If Britain were a person, they might strike you as a familiar type. They’re the type that slumps on the sofa, letting problems pile up. There’s that rising damp they should get to grips with, there’s that long-term nagging cough. Their marriage has been falling apart for months, they should really look into counselling. They don’t, though. They sit there procrastinating.
But should a sudden crisis arise – a main burst and flood the street, or a neighbour collapse with a heart attack – a change comes over them: a spark to the eye and a flush to the cheek. They become decisive, selfless, competent. They are stoic in the face of danger, generous to others, skilled at giving directions and at following orders. They are good in a crisis.
Britain is good in a crisis, and bad in a slump. Our national life is littered with evidence. Liz Truss’s mini-budget, for example, was a crisis. The effect was immediate – the pound fell to its lowest ever level against the dollar, government bond yields soared. What happened next? Universal outcry and decisive political action. The budget was summarily reversed, and Truss was out of office within the life span of a supermarket vegetable. Briefly, we had a very functioning body politic.
In hindsight, this sequence of events might seem inevitable given the scale of the problem Truss and her chancellor caused. It wasn’t. Larger economic errors go unaddressed. The difference is not scale but speed. Brexit caused greater damage, but Brexit is not a crisis, it is a slump. The effects have crept up on us and set in; little by little, we have grown used to being poorer. Truss pushed us into a cold bath; we got out, if a little worse for wear. But Brexit tempted us to swim out to sea on a sunny spring day. We are now drifting, a little too far from land, no longer feeling the cold. We dimly realise how much trouble we are in, but can’t seem to motivate ourselves to swim to safety.
Or take our attitude to asylum seekers. When crisis strikes overseas – when war broke out in Ukraine, when Kabul was evacuated, when Syrians fled persecution in 2015 – Brits are promptly transformed into generous hosts. Where there is drama, Brits are quick to assume the hero’s mantle.

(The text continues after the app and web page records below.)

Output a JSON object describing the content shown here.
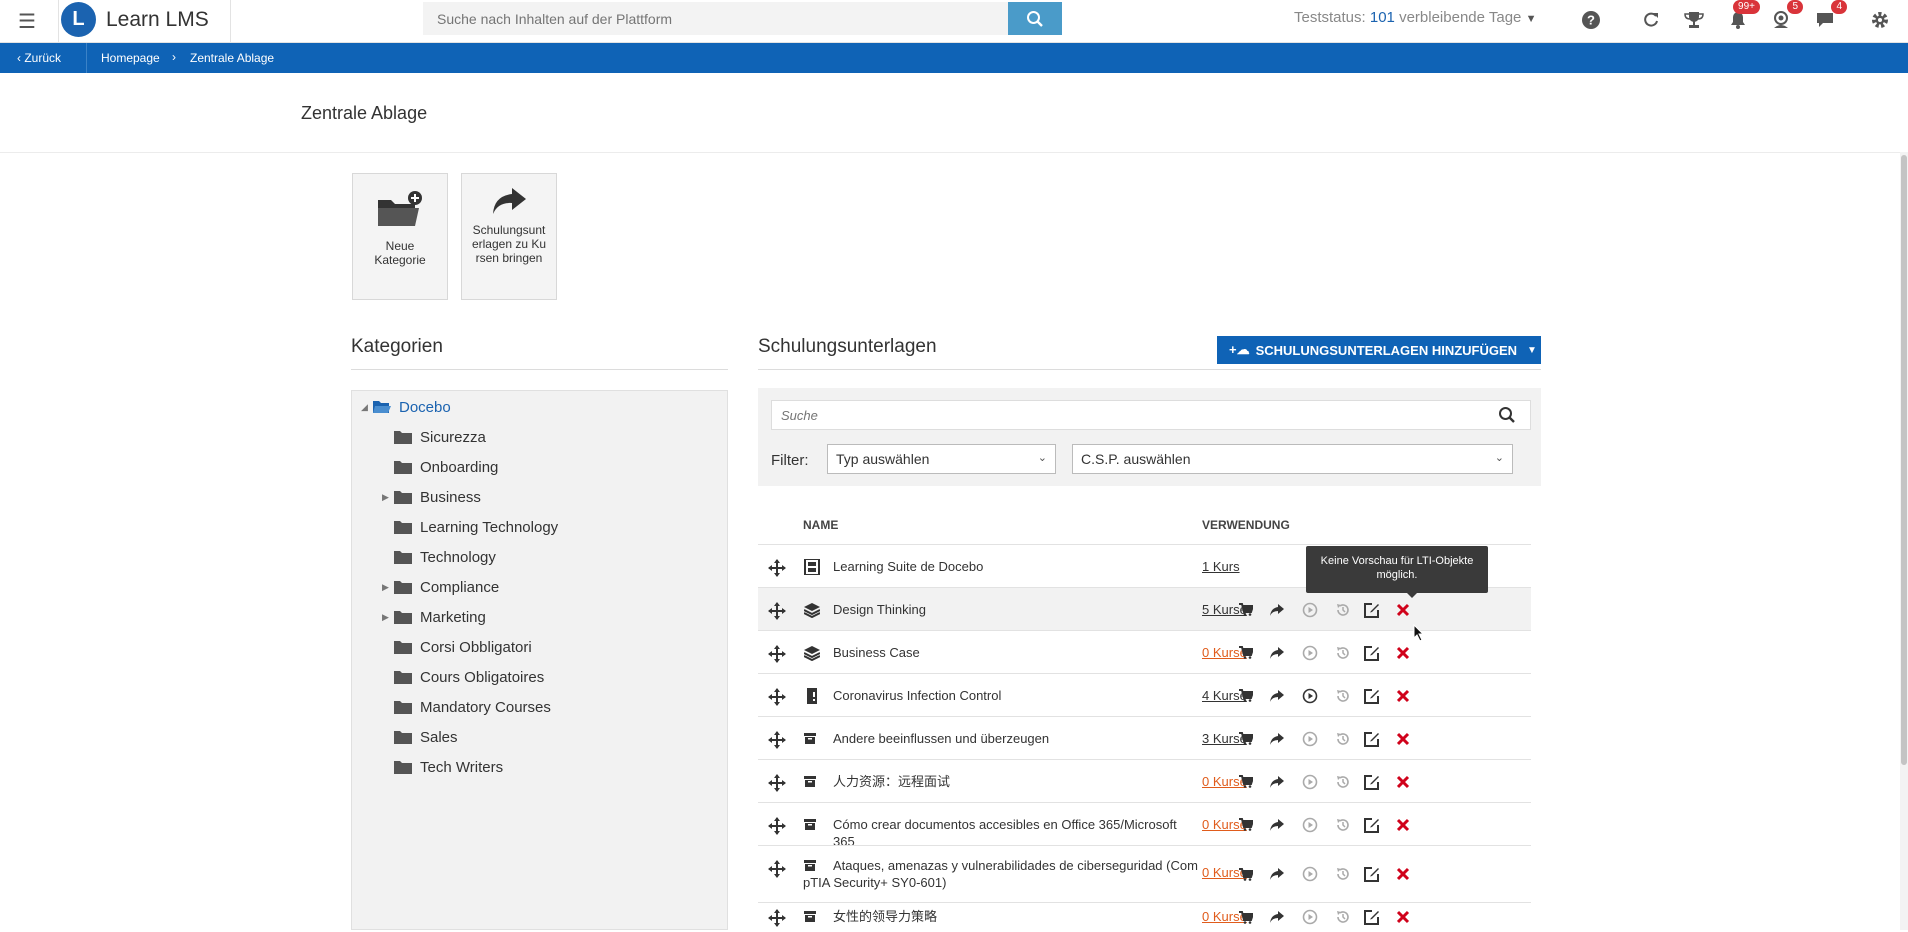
{
  "header": {
    "app_title": "Learn LMS",
    "logo_letter": "L",
    "search_placeholder": "Suche nach Inhalten auf der Plattform",
    "trial_prefix": "Teststatus:",
    "trial_days": "101",
    "trial_suffix": "verbleibende Tage",
    "icons": [
      "help-icon",
      "sync-icon",
      "trophy-icon",
      "notifications-icon",
      "users-icon",
      "messages-icon",
      "settings-icon"
    ],
    "badges": {
      "notifications": "99+",
      "users": "5",
      "messages": "4"
    }
  },
  "breadcrumb": {
    "back": "Zurück",
    "items": [
      "Homepage",
      "Zentrale Ablage"
    ]
  },
  "page_title": "Zentrale Ablage",
  "tiles": [
    {
      "label": "Neue Kategorie",
      "icon": "folder-add-icon"
    },
    {
      "label": "Schulungsunterlagen zu Kursen bringen",
      "icon": "share-arrow-icon"
    }
  ],
  "categories": {
    "title": "Kategorien",
    "root": "Docebo",
    "items": [
      {
        "label": "Sicurezza",
        "expandable": false
      },
      {
        "label": "Onboarding",
        "expandable": false
      },
      {
        "label": "Business",
        "expandable": true
      },
      {
        "label": "Learning Technology",
        "expandable": false
      },
      {
        "label": "Technology",
        "expandable": false
      },
      {
        "label": "Compliance",
        "expandable": true
      },
      {
        "label": "Marketing",
        "expandable": true
      },
      {
        "label": "Corsi Obbligatori",
        "expandable": false
      },
      {
        "label": "Cours Obligatoires",
        "expandable": false
      },
      {
        "label": "Mandatory Courses",
        "expandable": false
      },
      {
        "label": "Sales",
        "expandable": false
      },
      {
        "label": "Tech Writers",
        "expandable": false
      }
    ]
  },
  "materials": {
    "title": "Schulungsunterlagen",
    "add_button": "SCHULUNGSUNTERLAGEN HINZUFÜGEN",
    "search_placeholder": "Suche",
    "filter_label": "Filter:",
    "type_select": "Typ auswählen",
    "csp_select": "C.S.P. auswählen",
    "col_name": "NAME",
    "col_usage": "VERWENDUNG",
    "tooltip": "Keine Vorschau für LTI-Objekte möglich.",
    "rows": [
      {
        "name": "Learning Suite de Docebo",
        "usage": "1 Kurs",
        "type_icon": "video-icon"
      },
      {
        "name": "Design Thinking",
        "usage": "5 Kurse",
        "type_icon": "layers-icon"
      },
      {
        "name": "Business Case",
        "usage": "0 Kurse",
        "type_icon": "layers-icon"
      },
      {
        "name": "Coronavirus Infection Control",
        "usage": "4 Kurse",
        "type_icon": "document-icon"
      },
      {
        "name": "Andere beeinflussen und überzeugen",
        "usage": "3 Kurse",
        "type_icon": "archive-icon"
      },
      {
        "name": "人力资源：远程面试",
        "usage": "0 Kurse",
        "type_icon": "archive-icon"
      },
      {
        "name": "Cómo crear documentos accesibles en Office 365/Microsoft 365",
        "usage": "0 Kurse",
        "type_icon": "archive-icon"
      },
      {
        "name": "Ataques, amenazas y vulnerabilidades de ciberseguridad (CompTIA Security+ SY0-601)",
        "usage": "0 Kurse",
        "type_icon": "archive-icon"
      },
      {
        "name": "女性的领导力策略",
        "usage": "0 Kurse",
        "type_icon": "archive-icon"
      }
    ]
  },
  "colors": {
    "brand_blue": "#0f63b6",
    "danger": "#d0021b",
    "zero_usage": "#e05c1c"
  }
}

We throw open our homes, and demand that these dispossessed people be granted immediate exceptions to all the anti-asylum laws we usually vote for. Once the crisis tips over an invisible time threshold, though, attitudes revert to normal, even as wars drag on and refugees still clamour for help. The sense of emergency passes. The government reviews its expensive measures, and quietly winds them down. Voters tend not to object.
So it is with the NHS. Covid dropped it into a crisis. Donations soared. Armies of ordinary people offered to help out. The government made many needless mistakes, but it did leap into action. It gave hospital trusts extra funding, and booked out care-home space to relieve pressure on hospital beds. It arranged a system of emergency volunteers to monitor those discharged from hospital. It oversaw a large and effective public health campaign.

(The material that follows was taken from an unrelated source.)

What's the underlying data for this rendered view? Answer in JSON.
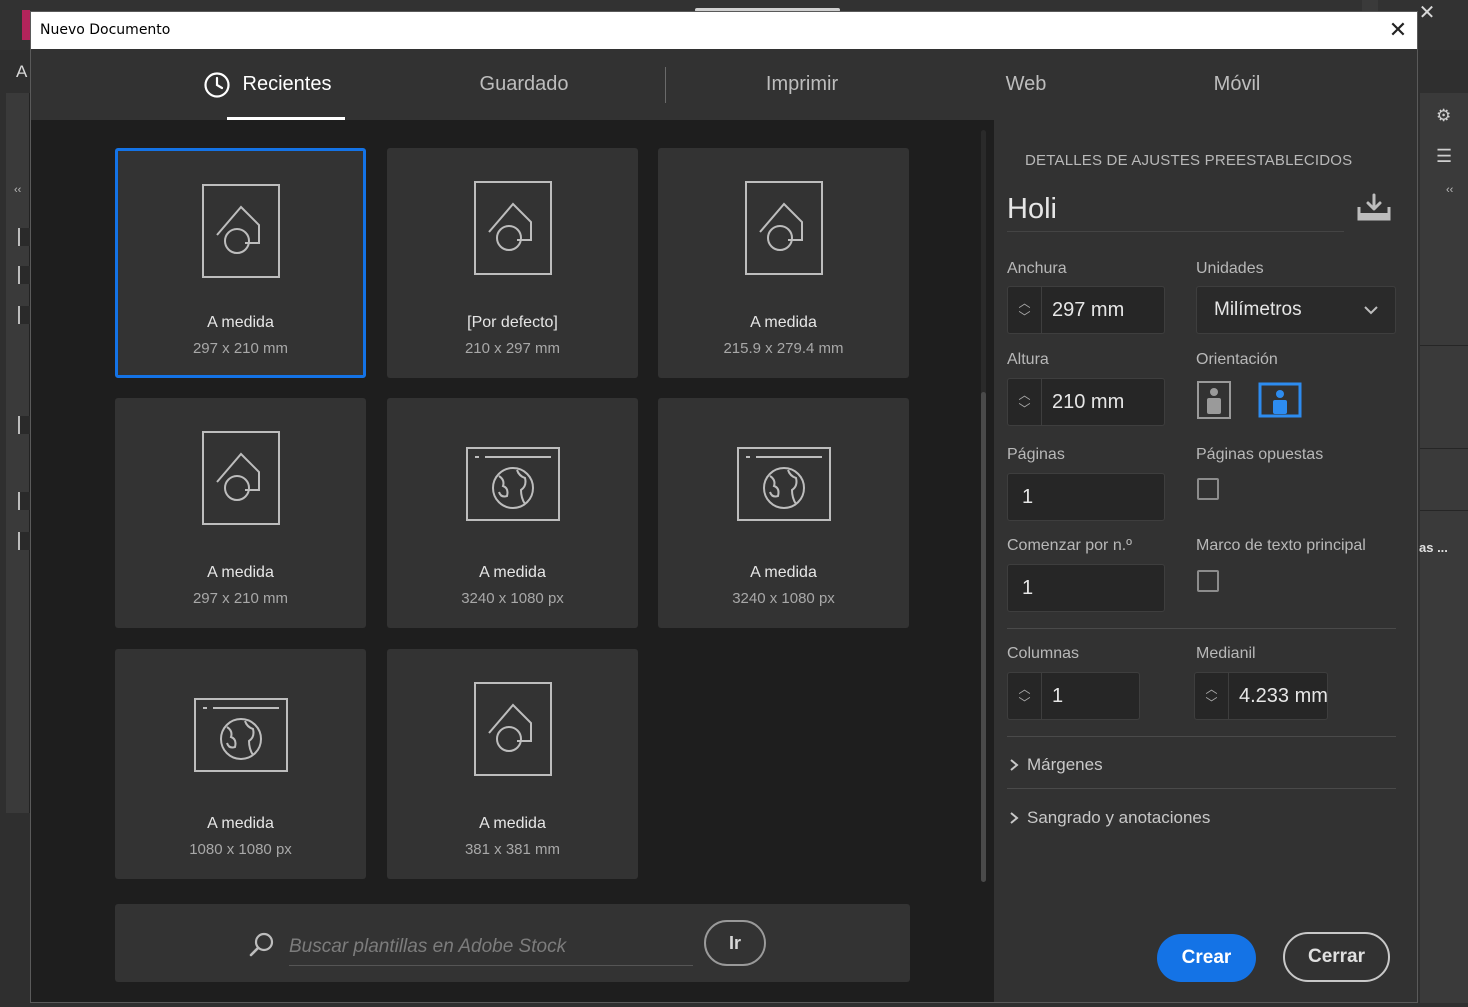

Covid has waned but the NHS is still in dire trouble. Yet we have grown used to it. The NHS has been in trouble for as long as most of us can remember. New targets missed, new records of underachievement hit; these, too, are familiar alarm bells. The emergency siren is now background noise. The NHS crisis is now a chronic one. It has stretched into a slump.

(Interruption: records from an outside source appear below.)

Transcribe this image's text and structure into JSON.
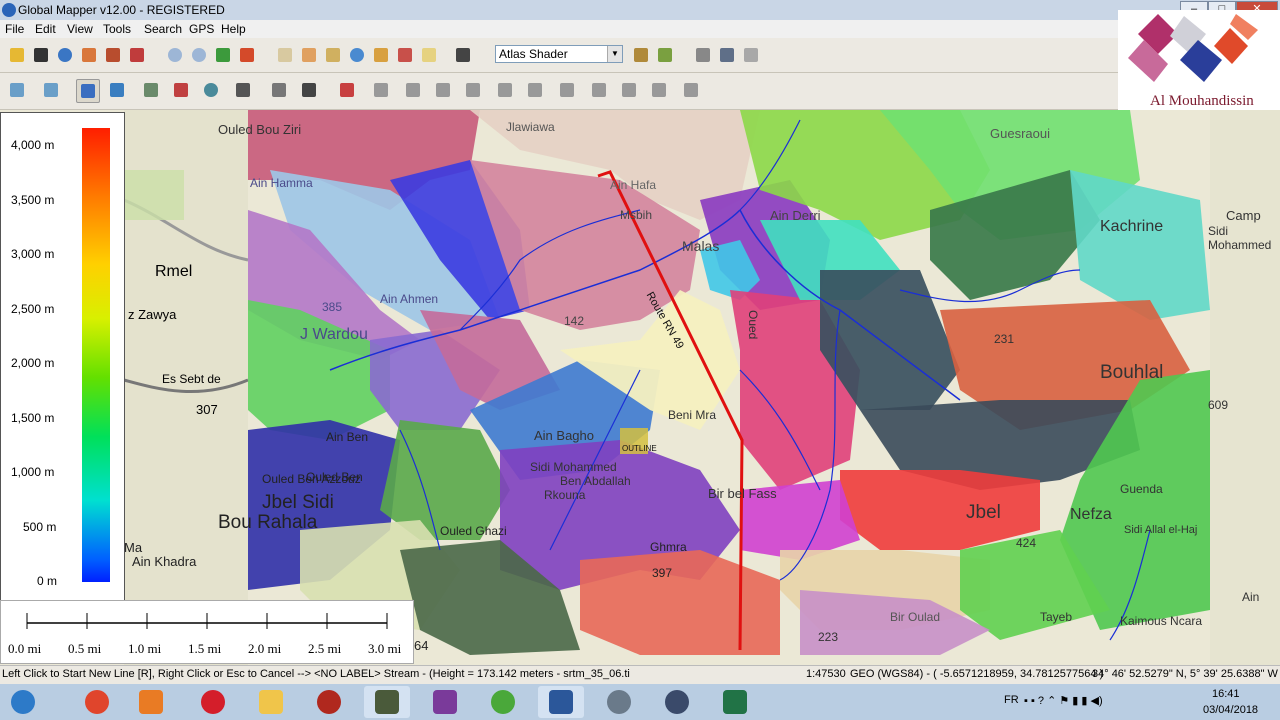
{
  "window": {
    "title": "Global Mapper v12.00 - REGISTERED",
    "controls": {
      "minimize": "–",
      "maximize": "□",
      "close": "✕"
    }
  },
  "menu": [
    "File",
    "Edit",
    "View",
    "Tools",
    "Search",
    "GPS",
    "Help"
  ],
  "toolbar": {
    "shader": "Atlas Shader"
  },
  "logo": {
    "text": "Al Mouhandissin"
  },
  "legend": {
    "title": "",
    "labels": [
      "4,000 m",
      "3,500 m",
      "3,000 m",
      "2,500 m",
      "2,000 m",
      "1,500 m",
      "1,000 m",
      "500 m",
      "0 m"
    ]
  },
  "scale_bar": {
    "labels": [
      "0.0 mi",
      "0.5 mi",
      "1.0 mi",
      "1.5 mi",
      "2.0 mi",
      "2.5 mi",
      "3.0 mi"
    ]
  },
  "map": {
    "place_labels": [
      "Rmel",
      "z Zawya",
      "Es Sebt de",
      "307",
      "J Wardou",
      "Ain Hamma",
      "Ouled Bou Ziri",
      "Jlawiawa",
      "Ain Hafa",
      "Msbih",
      "Malas",
      "Ain Derri",
      "Guesraoui",
      "Camp",
      "Sidi Mohammed",
      "Kachrine",
      "Route RN 49",
      "142",
      "Ain Ahmen",
      "385",
      "Ain Bagho",
      "Sidi Mohammed",
      "Ben Abdallah",
      "Rkouna",
      "Bir bel Fass",
      "Bouhlal",
      "609",
      "Jbel",
      "Nefza",
      "Guenda",
      "Sidi Allal el-Haj",
      "Ouled Ben",
      "Jbel Sidi",
      "Bou Rahala",
      "Ain Khadra",
      "Ouled Ghazi",
      "Ghmra",
      "397",
      "Bir Oulad",
      "Tayeb",
      "Kaimous Ncara",
      "Ain",
      "Ouled Ben Azzouz",
      "Beni Mra",
      "231",
      "424",
      "223",
      "Ain Ben",
      "Ma",
      "64",
      "Oued"
    ],
    "point_label": "OUTLINE"
  },
  "status": {
    "message": "Left Click to Start New Line [R], Right Click or Esc to Cancel --> <NO LABEL> Stream - (Height = 173.142 meters - srtm_35_06.ti",
    "scale": "1:47530",
    "coords": "GEO (WGS84) - ( -5.6571218959, 34.7812577564 )",
    "dms": "34° 46' 52.5279\" N, 5° 39' 25.6388\" W"
  },
  "taskbar": {
    "apps": [
      "start",
      "chrome",
      "media-player",
      "opera",
      "file-explorer",
      "antivirus",
      "global-mapper",
      "winrar",
      "utorrent",
      "word",
      "explorer-globe",
      "world-map",
      "excel"
    ],
    "tray": {
      "lang": "FR",
      "time": "16:41",
      "date": "03/04/2018"
    }
  },
  "colors": {
    "title_bg": "#c9d6e6",
    "route": "#e01010",
    "stream": "#1a2ed6",
    "taskbar": "#b9cde2"
  }
}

Last week, for example, came the news that, although waiting times have fallen, the number of people in England waiting more than 18 months for a referral has grown by 10,000 since December. Cancer waiting times remain a disaster. Since 2020 more than 200,000 have not received lifesaving surgery, chemotherapy or radiotherapy within the NHS’s supposed maximum 62-day wait.
At the start of the year, meanwhile, a Telegraph analysis found that in 2023 almost 53,000 more people died than normal – the highest figure recorded, excluding pandemic years, since the Second World War.
Amid all this is a row over a group of workers brought in to pad the gaps between doctors: physician associates (PAs), or doctor’s assistants, who have not been to medical school. This started as a good idea; there is plenty of work in hospitals that does not require highly trained doctors and nurses. But perhaps it was inevitable that in a stretched NHS physician associates would start operating beyond their brief.
There are reports, now, of these associates illegally prescribing medicine and requesting test results for which they are not authorised. In 2022, a 30-year-old woman died after a PA mistook a pulmonary embolism as anxiety. Her mother said she had not been informed that the person diagnosing her was not qualified to do so. Last week, the Royal College of Physicians called an extraordinary general meeting to discuss the fact that the government wants to expand the roles and use of PAs; according to some reports, it descended into anger and farce.
The NHS is in crisis but it is not being treated that way. In fact, as the Observer revealed last month, plans to double the number of doctors being trained in England by 2031 have been dramatically stalled. What threshold has to be crossed, by what measure does the NHS have to fail, before it qualifies as an emergency? Brits are good in a crisis. When is the government going to declare one?
• Martha Gill is an Observer columnist
• This article was amended on 17 March 2024. An earlier version said that it was the British Medical Association that called an extraordinary general meeting to discuss the fact that the government wants to expand the roles and use of PAs; it was in fact the Royal College of Physicians.